Exposure in the Household – The Domino Effect
There has been no specific guidance given for a situation where people live in a household with multiple people and are exposed. Following the protocols of “single” exposure, the employee should stay home and test after five days from the initial household members symptoms/diagnosis/positive test. If another household member exhibits symptoms or tests positive, that clock starts again. In this situation, an employee cannot return to work until 10 days after they get COVID-19 and meet the return-to-work guidelines, or until they get a negative test after five days from the last household members symptoms/diagnosis/positive test.
A face covering is required in indoor settings, including workplaces, unless there is a medical/mental condition or a disability that prevents the ability of an employee to wear a mask. Masks can be removed if the employee is alone in a closed office or room, and while actively eating or drinking. This mandate is in effect until January 15, 2022 as of this moment, but that could change.
SDEA proposes that employers make their own policies that meet or exceed compliance standards and keep those policies in place for at least six months, regardless of policy changes by government agencies.
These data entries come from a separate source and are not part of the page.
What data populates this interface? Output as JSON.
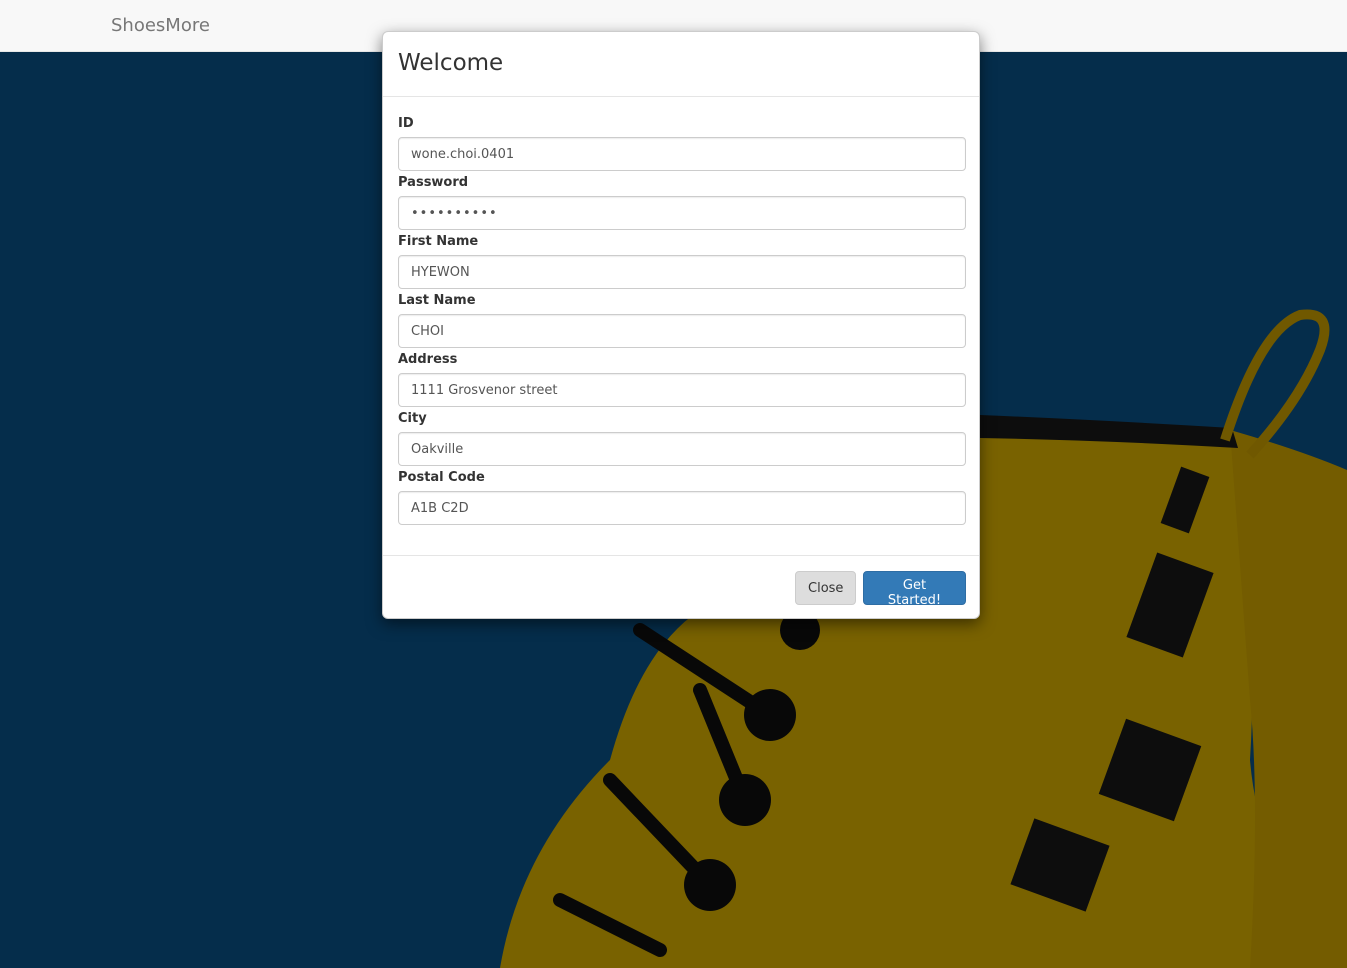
{
  "navbar": {
    "brand": "ShoesMore"
  },
  "modal": {
    "title": "Welcome",
    "fields": [
      {
        "label": "ID",
        "value": "wone.choi.0401",
        "type": "text"
      },
      {
        "label": "Password",
        "value": "••••••••••",
        "type": "password"
      },
      {
        "label": "First Name",
        "value": "HYEWON",
        "type": "text"
      },
      {
        "label": "Last Name",
        "value": "CHOI",
        "type": "text"
      },
      {
        "label": "Address",
        "value": "1111 Grosvenor street",
        "type": "text"
      },
      {
        "label": "City",
        "value": "Oakville",
        "type": "text"
      },
      {
        "label": "Postal Code",
        "value": "A1B C2D",
        "type": "text"
      }
    ],
    "close_label": "Close",
    "submit_label": "Get Started!"
  },
  "colors": {
    "background_blue": "#0b5a96",
    "boot_yellow": "#f2c400",
    "primary_button": "#337ab7"
  }
}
This will include your mask policy, return to work protocols, and use of Paid Time Off.
Attendees of SDEA’s Employment Law Update Webinar, to be held January 27 and 28 from 9:00 – 10:30am, will learn the latest in COVID-19 mandates, and non-COVID legislation that is important to employers. Click Here to Learn More
As always, SDEA’s HR Consultants are here to answer member questions and provide strategic feedback on policies and procedures. Don’t hesitate to call, 858-505-0024.
*Note: Cal/OSHA ETS are still promoting a total of 14 days of social distancing. CDPH has 10 days as a guideline. In this article we abide by the CDPH guidelines with the expectation that when Cal/OSHA updates the ETS they will fall in compliance with CDPH and CDC recommendations. If that proves false, our apologies.